Caring for a terminally ill patient usually requires 24-hour care and attention. For the family of the patient it is often both emotionally and physically draining to manage the care on their own. For these reasons terminally ill patients will often choose to be admitted to a hospice care center where all of the patient’s physical and emotional needs are managed at one full-service location rather then placing the burden of care on the family. Alternatively, other patients and their family members insist on having the patient at home surrounded by family and the familiarity of their home surroundings.
Hospice Centers – Inpatient Care Facilities – Advanced Illness
In life there are many choices to make and the same is true when we face death.
Some of these choices include whether to be cared for at home or a local hospice care center. Many terminally ill patients selflessly choose a hospice center rather then their home because they do not want to burden their family with having to care for them.
Hospice centers are public or private, religious or non-denominational. The services that are provided by hospice centers include, medication and pain management, medical and social services, hospice certified nurses, end-of-life counseling and spiritual support.
Home Hospice – Routine Home Care
Under a home care scenario, a terminally ill patient spends their remaining time in their own home. Home care services are usually available to patients if they are in a stable condition. In addition to a patient’s home, home hospice services may also be provided to patients who are in assisted living facilities such as nursing homes.
Respite Care – When Family Caretakers Need Relief And Outside Support
There are two types of respite care, inpatient and outpatient. Routine home care involves substantial levels of in-house family care, but the pressure of care giving for a terminally ill loved one is both emotionally and physically draining. This is especially true where the patient is literally just hours or days from passing.
Under in-home respite care, family members can request and receive respite care from the outside by requesting that the patient be moved to a hospice for the remaining balance of care, or that they receive in-home assistance.
Under out-of-home respite care, end-of-life services are provided in the form of adult day programs and can include the use of caregiver support groups and volunteers.
Hospice Care Available Through Medicare
Hospice care and services are available through Medicare and is mostly delivered through home-care programs. In order to qualify for hospice care, the patient must be determined through medical certification that the patient is terminally ill and has a life expectancy of less then six months. Medicare covers medical and nursing care services on a twenty-four hour basis. This includes short-term acute impatient care. The Medicare benefits can be found in Part A. The coverage usually includes medical services, medical equipment, bedside care and medication.

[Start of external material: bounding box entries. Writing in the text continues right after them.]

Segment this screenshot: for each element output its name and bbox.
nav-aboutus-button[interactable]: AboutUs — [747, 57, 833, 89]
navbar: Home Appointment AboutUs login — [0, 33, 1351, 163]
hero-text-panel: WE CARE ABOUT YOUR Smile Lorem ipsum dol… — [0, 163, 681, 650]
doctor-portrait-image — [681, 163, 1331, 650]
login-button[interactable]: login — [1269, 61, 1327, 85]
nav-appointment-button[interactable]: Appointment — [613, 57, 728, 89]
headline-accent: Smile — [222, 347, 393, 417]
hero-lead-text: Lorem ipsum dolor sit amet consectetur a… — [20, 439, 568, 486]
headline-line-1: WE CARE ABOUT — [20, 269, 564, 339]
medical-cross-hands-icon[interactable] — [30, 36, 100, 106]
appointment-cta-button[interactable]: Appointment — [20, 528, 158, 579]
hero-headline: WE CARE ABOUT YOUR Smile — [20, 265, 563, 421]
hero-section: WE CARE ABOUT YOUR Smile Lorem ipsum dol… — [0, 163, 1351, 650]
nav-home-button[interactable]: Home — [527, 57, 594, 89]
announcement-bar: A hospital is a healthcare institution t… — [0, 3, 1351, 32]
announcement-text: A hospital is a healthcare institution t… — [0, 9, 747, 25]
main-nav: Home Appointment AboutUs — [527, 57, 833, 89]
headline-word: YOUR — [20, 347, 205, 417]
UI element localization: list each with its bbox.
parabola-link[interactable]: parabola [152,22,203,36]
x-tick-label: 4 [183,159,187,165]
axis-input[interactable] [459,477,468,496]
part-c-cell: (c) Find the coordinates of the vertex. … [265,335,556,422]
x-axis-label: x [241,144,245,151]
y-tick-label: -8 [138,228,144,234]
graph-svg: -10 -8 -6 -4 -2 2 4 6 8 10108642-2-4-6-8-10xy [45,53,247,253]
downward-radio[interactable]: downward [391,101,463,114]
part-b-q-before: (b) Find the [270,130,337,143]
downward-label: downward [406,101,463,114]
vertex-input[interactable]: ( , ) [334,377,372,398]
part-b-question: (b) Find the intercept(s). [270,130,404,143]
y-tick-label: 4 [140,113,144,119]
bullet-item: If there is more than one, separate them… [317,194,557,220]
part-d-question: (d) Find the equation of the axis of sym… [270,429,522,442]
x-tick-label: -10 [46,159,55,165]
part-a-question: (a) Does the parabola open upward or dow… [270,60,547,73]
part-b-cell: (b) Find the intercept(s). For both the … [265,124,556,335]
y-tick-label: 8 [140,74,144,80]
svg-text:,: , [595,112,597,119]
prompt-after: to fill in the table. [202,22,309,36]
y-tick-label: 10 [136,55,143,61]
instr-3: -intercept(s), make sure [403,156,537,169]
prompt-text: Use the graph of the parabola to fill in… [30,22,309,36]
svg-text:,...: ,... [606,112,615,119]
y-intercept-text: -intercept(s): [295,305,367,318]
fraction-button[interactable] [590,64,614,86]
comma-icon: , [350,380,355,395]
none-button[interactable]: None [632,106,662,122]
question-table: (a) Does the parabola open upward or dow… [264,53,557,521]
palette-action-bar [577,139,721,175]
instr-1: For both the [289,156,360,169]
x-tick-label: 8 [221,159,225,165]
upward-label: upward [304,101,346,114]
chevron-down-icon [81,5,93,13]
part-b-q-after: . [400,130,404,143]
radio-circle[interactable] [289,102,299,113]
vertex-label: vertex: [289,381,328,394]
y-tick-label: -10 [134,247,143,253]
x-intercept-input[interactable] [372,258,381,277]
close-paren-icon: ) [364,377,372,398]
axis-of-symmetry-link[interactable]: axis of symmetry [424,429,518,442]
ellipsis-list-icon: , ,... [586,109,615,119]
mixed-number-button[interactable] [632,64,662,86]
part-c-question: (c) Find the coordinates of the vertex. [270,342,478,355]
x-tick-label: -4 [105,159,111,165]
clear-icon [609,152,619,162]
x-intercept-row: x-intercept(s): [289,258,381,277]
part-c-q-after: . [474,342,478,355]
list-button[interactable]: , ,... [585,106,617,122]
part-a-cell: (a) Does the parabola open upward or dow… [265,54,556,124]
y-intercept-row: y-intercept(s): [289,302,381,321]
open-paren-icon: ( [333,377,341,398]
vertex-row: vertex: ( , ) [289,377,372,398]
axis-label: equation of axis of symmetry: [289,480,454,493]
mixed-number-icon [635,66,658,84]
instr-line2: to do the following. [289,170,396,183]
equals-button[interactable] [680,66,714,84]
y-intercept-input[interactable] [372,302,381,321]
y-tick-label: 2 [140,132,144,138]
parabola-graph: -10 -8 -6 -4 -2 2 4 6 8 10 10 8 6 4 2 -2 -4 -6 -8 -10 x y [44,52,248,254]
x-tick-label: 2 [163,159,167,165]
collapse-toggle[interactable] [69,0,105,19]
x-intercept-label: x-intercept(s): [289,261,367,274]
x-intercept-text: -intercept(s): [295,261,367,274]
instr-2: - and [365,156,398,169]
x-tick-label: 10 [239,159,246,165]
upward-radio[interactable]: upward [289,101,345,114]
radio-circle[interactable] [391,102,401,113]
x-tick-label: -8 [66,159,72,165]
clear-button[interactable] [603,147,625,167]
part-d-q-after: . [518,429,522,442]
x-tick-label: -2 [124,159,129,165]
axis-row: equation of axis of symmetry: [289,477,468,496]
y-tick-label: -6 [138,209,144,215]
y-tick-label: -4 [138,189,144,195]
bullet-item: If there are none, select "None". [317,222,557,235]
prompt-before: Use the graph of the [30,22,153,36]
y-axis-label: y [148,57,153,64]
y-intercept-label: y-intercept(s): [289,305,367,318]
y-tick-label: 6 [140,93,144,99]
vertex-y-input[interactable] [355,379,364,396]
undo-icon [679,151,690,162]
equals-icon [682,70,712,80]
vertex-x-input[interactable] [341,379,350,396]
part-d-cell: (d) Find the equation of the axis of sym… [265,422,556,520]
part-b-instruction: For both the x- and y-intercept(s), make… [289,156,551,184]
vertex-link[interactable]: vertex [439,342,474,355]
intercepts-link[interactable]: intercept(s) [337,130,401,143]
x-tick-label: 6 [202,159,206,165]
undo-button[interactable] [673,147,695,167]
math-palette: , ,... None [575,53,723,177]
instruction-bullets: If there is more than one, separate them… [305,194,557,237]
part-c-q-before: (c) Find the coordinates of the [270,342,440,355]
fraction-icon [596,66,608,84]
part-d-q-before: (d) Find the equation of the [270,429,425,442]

Family Bereavement And Grief Counseling
When terminally ill patient finally pass, the sadness and grief experienced by the deceased’s family and loved ones still remains. The emotional welfare of the family does not end with the death of their loved one. In this regard, most hospice care facilities will work with the surviving family members to help them deal with their grief and provide them with emotional and psychological support. Make sure to ask the hospice center for a referral list of local grief counselors to help in the emotional recovery of the family.